J'ai découvert Paul Auster il y a quelques années grace à La Trilogie new-yorkaise. J'ai été très marquée par cette oeuvre qui a une resonance assez kafkaïenne tout en donnant une importance capitale aux concepts d'identité et de liberté.
Ce roman se compose de trois histoires se déroulant à New York.

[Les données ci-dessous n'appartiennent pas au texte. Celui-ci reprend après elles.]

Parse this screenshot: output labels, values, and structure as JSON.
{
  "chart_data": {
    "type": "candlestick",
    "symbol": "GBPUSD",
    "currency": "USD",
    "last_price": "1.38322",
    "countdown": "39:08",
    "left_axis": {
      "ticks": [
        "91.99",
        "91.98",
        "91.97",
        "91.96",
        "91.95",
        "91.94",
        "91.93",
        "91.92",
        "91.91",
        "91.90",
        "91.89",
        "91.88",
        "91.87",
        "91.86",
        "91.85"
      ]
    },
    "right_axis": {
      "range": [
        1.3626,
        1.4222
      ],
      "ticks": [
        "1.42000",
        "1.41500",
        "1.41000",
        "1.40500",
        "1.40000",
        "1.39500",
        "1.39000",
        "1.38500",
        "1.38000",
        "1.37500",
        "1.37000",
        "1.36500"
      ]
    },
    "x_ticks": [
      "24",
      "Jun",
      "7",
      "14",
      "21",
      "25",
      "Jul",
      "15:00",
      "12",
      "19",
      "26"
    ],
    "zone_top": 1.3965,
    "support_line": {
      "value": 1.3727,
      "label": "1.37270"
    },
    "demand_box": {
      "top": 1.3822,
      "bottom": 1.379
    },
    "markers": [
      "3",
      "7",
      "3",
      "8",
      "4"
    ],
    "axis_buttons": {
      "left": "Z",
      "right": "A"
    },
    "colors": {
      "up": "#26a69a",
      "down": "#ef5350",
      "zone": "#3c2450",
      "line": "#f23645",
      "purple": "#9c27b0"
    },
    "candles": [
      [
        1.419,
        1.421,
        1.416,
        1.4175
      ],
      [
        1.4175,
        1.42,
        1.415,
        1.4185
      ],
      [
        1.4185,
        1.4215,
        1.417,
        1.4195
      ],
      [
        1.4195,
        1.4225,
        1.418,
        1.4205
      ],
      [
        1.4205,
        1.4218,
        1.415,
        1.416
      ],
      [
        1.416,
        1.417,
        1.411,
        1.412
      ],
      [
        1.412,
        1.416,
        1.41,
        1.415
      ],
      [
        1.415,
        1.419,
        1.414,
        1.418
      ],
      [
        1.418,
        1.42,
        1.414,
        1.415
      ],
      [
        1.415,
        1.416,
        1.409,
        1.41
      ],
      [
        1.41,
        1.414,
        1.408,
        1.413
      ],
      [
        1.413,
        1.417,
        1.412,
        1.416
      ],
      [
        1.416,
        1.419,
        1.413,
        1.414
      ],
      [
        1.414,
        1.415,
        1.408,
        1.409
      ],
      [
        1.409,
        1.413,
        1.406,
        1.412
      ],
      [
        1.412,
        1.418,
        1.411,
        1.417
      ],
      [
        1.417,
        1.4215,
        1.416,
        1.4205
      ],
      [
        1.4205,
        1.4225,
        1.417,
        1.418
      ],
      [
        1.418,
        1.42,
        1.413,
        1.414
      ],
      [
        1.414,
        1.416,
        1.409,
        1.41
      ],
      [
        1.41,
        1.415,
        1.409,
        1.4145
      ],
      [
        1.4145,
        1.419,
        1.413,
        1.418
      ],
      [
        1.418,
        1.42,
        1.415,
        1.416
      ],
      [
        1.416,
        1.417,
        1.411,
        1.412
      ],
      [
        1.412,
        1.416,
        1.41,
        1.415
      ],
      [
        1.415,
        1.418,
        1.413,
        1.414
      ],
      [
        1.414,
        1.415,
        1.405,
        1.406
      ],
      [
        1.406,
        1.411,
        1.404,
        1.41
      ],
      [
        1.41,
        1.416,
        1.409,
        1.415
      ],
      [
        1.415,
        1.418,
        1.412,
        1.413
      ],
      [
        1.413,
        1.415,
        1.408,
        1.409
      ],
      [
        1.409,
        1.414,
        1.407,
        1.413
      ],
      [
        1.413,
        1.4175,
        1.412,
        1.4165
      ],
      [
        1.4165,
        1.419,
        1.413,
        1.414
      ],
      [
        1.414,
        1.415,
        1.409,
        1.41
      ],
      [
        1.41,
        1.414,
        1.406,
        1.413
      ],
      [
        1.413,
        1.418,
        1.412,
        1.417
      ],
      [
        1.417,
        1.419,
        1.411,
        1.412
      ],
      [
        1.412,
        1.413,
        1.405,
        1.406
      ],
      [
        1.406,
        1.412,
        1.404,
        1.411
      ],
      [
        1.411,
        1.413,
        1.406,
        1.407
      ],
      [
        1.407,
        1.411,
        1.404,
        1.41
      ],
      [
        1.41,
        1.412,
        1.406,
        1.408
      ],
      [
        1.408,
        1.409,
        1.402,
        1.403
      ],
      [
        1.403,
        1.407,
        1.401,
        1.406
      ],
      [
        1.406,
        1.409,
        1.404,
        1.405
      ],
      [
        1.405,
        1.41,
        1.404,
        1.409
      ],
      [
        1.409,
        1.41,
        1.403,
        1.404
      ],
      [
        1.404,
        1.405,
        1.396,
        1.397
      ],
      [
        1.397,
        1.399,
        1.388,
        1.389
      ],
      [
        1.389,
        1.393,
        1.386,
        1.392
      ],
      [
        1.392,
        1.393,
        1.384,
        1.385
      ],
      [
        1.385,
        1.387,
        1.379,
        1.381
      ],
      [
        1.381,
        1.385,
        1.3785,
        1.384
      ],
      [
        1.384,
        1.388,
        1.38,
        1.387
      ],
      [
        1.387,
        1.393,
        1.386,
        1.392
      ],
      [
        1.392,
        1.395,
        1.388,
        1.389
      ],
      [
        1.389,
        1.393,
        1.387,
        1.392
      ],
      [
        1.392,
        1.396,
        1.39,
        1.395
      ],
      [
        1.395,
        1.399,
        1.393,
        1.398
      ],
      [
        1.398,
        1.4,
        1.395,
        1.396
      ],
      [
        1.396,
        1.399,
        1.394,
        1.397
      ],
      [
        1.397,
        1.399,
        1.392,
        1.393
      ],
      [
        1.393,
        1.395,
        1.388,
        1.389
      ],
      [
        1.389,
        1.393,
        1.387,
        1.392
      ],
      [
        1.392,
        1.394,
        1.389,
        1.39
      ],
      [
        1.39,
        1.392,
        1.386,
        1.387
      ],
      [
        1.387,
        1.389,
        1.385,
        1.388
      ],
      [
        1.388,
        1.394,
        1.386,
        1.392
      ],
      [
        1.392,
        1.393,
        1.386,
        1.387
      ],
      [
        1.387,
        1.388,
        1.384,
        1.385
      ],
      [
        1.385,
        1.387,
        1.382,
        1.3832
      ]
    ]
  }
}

- La Cité de verre, publiée en 1987, est le premier volume. Le personnage principal, Quinn, est un écrivain de série policière au passé douloureux qui accepte d'être confondu avec un détective du nom de Paul Auster. On lui demande d'enquêter sur un religieux extrémiste qui vient de sortir de prison et qui, selon les dires de sa "cliente" veut assassiner son fils qu'il a torturé durant toute son enfance. L'écrivain va découvrir que cet ancien professeur de théologie tente d'inventer un nouveau langage pour sauver le monde de l'incompréhension ambiante.
- Revenants, deuxième volume du roman, démarre par une filature dans les rues de New York, qui se transforme très vite en quête d'identité. Fat étrange: les personnages n'ont pas de noms mais des denomination decouleur: Bleu, Noir et Blanc. Le détective privé, Bleu, payé par Blanc, doit suivre Noir, qui ne fait rien de ses journées.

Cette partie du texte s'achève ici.